Les nuances

Les nuances sont très rares sur les réseaux sociaux. Cela ressemble plus à de l’art moderne qu’à de l’art figuratif. On lance de grands principes à la va-comme-je-te-pousse soit pour raison d’économie de caractères dans un tweet, soit par sectarisme ou simplement par manque de vocabulaire.

Dès que l’on utilise “la” pour donner sa solution on sait que l’on n’est pas dans la nuance. Le simple fait de dire “une” solution invite à l’élaboration et à la discussion. La vie d’aujourd’hui n’est complexe que parce que l’on discute de  tant de sujets de façons tellement définitives. Les gens ont des opinions sur tout, et ce n’est pas là le problème mais, dans la façon d’en parler. Chacun a droit à son opinion, c’est vrai. Mais, lorsque le temps d’en discuter vient, n’y a-t-il pas une certaine obligation de l’expliquer et d’écouter celle du voisin?

Les gens sont tous si pressés, ont tant l’impression de manquer quelque chose, sont absorber par leur téléphone mobile pour être aussitôt averti de quoique ce soit. Ils sont à la recherche de quoi? Je ne saurais dire. Le problème c’est qu’ils ne le savent pas non plus. Mais ils veulent le savoir aussitôt que ça se produira.

Les communications circulent à une vitesse effarante. Il y en a tellement et elles ont la vie tellement courte que l’on est pris par le désir de tout voir et tout savoir. Cette fausse impression de tout savoir est ce qui nous amène à ne pas avoir le temps de colliger ces informations et ainsi nuancer nos opinions. Il faut du temps pour se déconnecter et ingurgiter la matière des communications.

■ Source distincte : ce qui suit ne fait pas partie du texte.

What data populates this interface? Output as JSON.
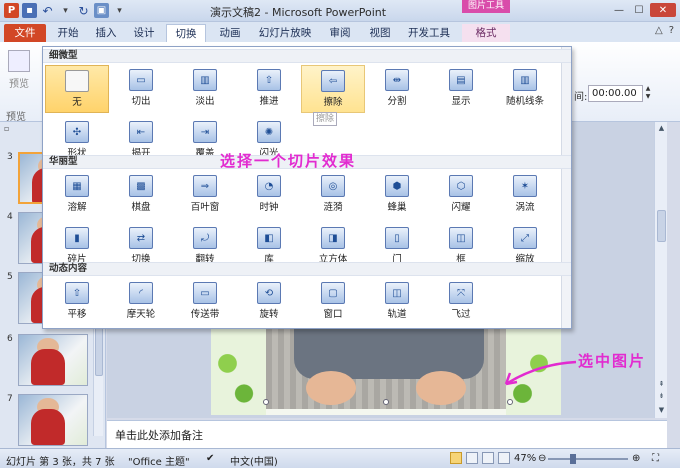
{
  "window": {
    "title": "演示文稿2 - Microsoft PowerPoint",
    "context_header": "图片工具"
  },
  "tabs": [
    "文件",
    "开始",
    "插入",
    "设计",
    "切换",
    "动画",
    "幻灯片放映",
    "审阅",
    "视图",
    "开发工具",
    "格式"
  ],
  "active_tab": "切换",
  "ribbon": {
    "preview_label": "预览",
    "preview_group_label": "预览",
    "time_label": "间:",
    "time_value": "00:00.00"
  },
  "gallery": {
    "sections": [
      {
        "title": "细微型",
        "items": [
          {
            "label": "无",
            "icon": "none-icon",
            "state": "selected"
          },
          {
            "label": "切出",
            "icon": "cut-icon"
          },
          {
            "label": "淡出",
            "icon": "fade-icon"
          },
          {
            "label": "推进",
            "icon": "push-icon"
          },
          {
            "label": "擦除",
            "icon": "wipe-icon",
            "state": "hovered"
          },
          {
            "label": "分割",
            "icon": "split-icon"
          },
          {
            "label": "显示",
            "icon": "reveal-icon"
          },
          {
            "label": "随机线条",
            "icon": "random-bars-icon"
          },
          {
            "label": "形状",
            "icon": "shape-icon"
          },
          {
            "label": "揭开",
            "icon": "uncover-icon"
          },
          {
            "label": "覆盖",
            "icon": "cover-icon"
          },
          {
            "label": "闪光",
            "icon": "flash-icon"
          }
        ]
      },
      {
        "title": "华丽型",
        "items": [
          {
            "label": "溶解",
            "icon": "dissolve-icon"
          },
          {
            "label": "棋盘",
            "icon": "checkerboard-icon"
          },
          {
            "label": "百叶窗",
            "icon": "blinds-icon"
          },
          {
            "label": "时钟",
            "icon": "clock-icon"
          },
          {
            "label": "涟漪",
            "icon": "ripple-icon"
          },
          {
            "label": "蜂巢",
            "icon": "honeycomb-icon"
          },
          {
            "label": "闪耀",
            "icon": "glitter-icon"
          },
          {
            "label": "涡流",
            "icon": "vortex-icon"
          },
          {
            "label": "碎片",
            "icon": "shred-icon"
          },
          {
            "label": "切换",
            "icon": "switch-icon"
          },
          {
            "label": "翻转",
            "icon": "flip-icon"
          },
          {
            "label": "库",
            "icon": "gallery-icon"
          },
          {
            "label": "立方体",
            "icon": "cube-icon"
          },
          {
            "label": "门",
            "icon": "doors-icon"
          },
          {
            "label": "框",
            "icon": "box-icon"
          },
          {
            "label": "缩放",
            "icon": "zoom-icon"
          }
        ]
      },
      {
        "title": "动态内容",
        "items": [
          {
            "label": "平移",
            "icon": "pan-icon"
          },
          {
            "label": "摩天轮",
            "icon": "ferris-wheel-icon"
          },
          {
            "label": "传送带",
            "icon": "conveyor-icon"
          },
          {
            "label": "旋转",
            "icon": "rotate-icon"
          },
          {
            "label": "窗口",
            "icon": "window-icon"
          },
          {
            "label": "轨道",
            "icon": "orbit-icon"
          },
          {
            "label": "飞过",
            "icon": "fly-through-icon"
          }
        ]
      }
    ],
    "tooltip": "擦除"
  },
  "slides": {
    "numbers": [
      "3",
      "4",
      "5",
      "6",
      "7"
    ]
  },
  "notes_placeholder": "单击此处添加备注",
  "status": {
    "slide_info": "幻灯片 第 3 张，共 7 张",
    "theme": "\"Office 主题\"",
    "language": "中文(中国)",
    "zoom": "47%"
  },
  "annotations": {
    "choose_transition": "选择一个切片效果",
    "select_picture": "选中图片"
  },
  "colors": {
    "file_tab": "#d24726",
    "annotation": "#e22bd0",
    "selected_item": "#ffd36b",
    "context_tab": "#d94caa"
  }
}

Je suis chanceux j’ai beaucoup de temps. En fait, j’ai tout mon temps. J’ai tout ce dont j’ai besoin et je n’ai d’autres préoccupations que de réfléchir et observer. Je fais du bénévolat en transport de personnes dans les hôpitaux et chez le médecin. J’ai donc beaucoup d’heures d’attentes. J’ai un téléphone mobile, il est toujours, mais toujours, fermé. J’ai une tablette mais je l’apporte rarement. Qu’est-ce que je fais de tout ce temps? Je discute avec la ou les personnes qui veulent bien le faire. Mais, curieusement elles sont rares. Beaucoup sont préoccupées. C’est compréhensible car ils sont là pour des raisons de santé. Faut-il quand même profiter du temps qui nous est donné?

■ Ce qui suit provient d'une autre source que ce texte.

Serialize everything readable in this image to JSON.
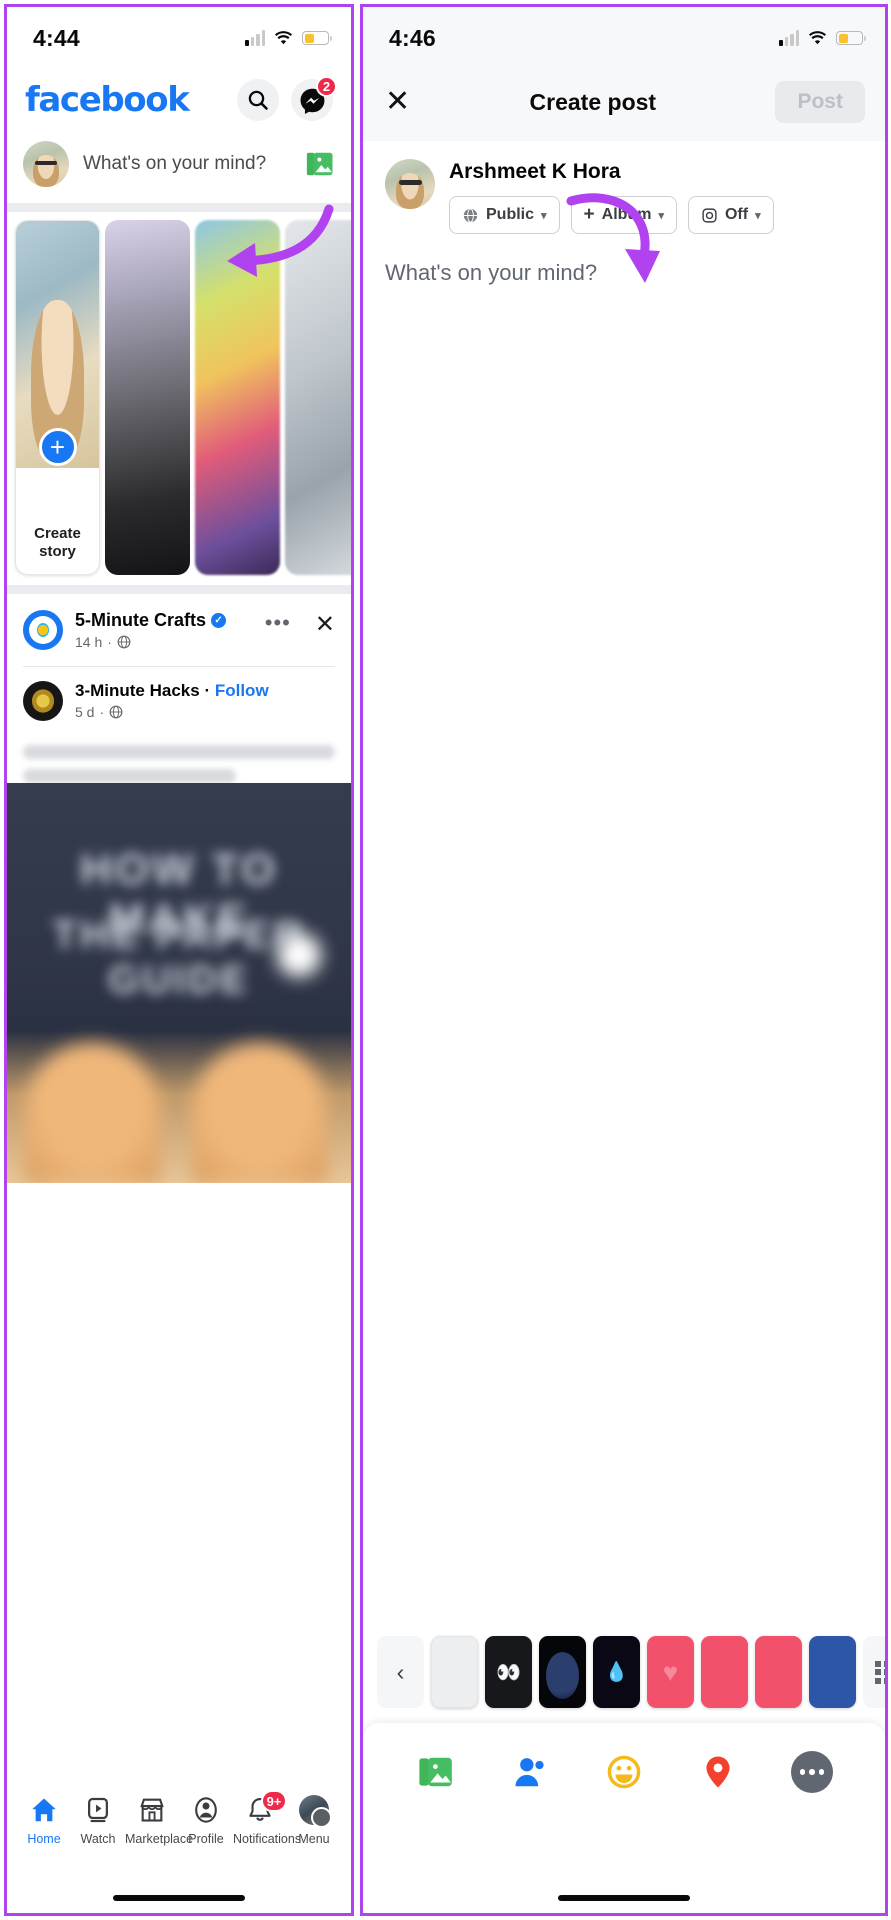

Le rythme de la vie n’est marqué que par le rythme où notre cœur bat. On ne le sent pas et on danse à la vitesse perçue des autres. Si chacun avançait à son propre rythme et non au rythme qu’il pense que les autres dansent, beaucoup de problèmes seraient réglés. En premier lieu celui des désordres mentaux. Je pense que beaucoup d’anxiété et de dépression vient du fait de ne pas se sentir à la hauteur. Le rythme des communications est effarent et la quantité de celles-ci ne cesse d’augmenter, si c’est possible.

Il ne s’agit pas donc de déshumanisation mais de dénuancisation. On n’a plus le temps pour les nuances. Tout est rendu 0 ou 1, noir ou blanc, question de vie ou de mort. C’est affreux. La majorité des gens sont tendus et ils le sont dans l’emploi, dans la vie et même dans les loisirs. Nous sommes rendus au point où, pour la première fois, la génération qui suit a une espérance de vie plus courte que celle de la génération précédente.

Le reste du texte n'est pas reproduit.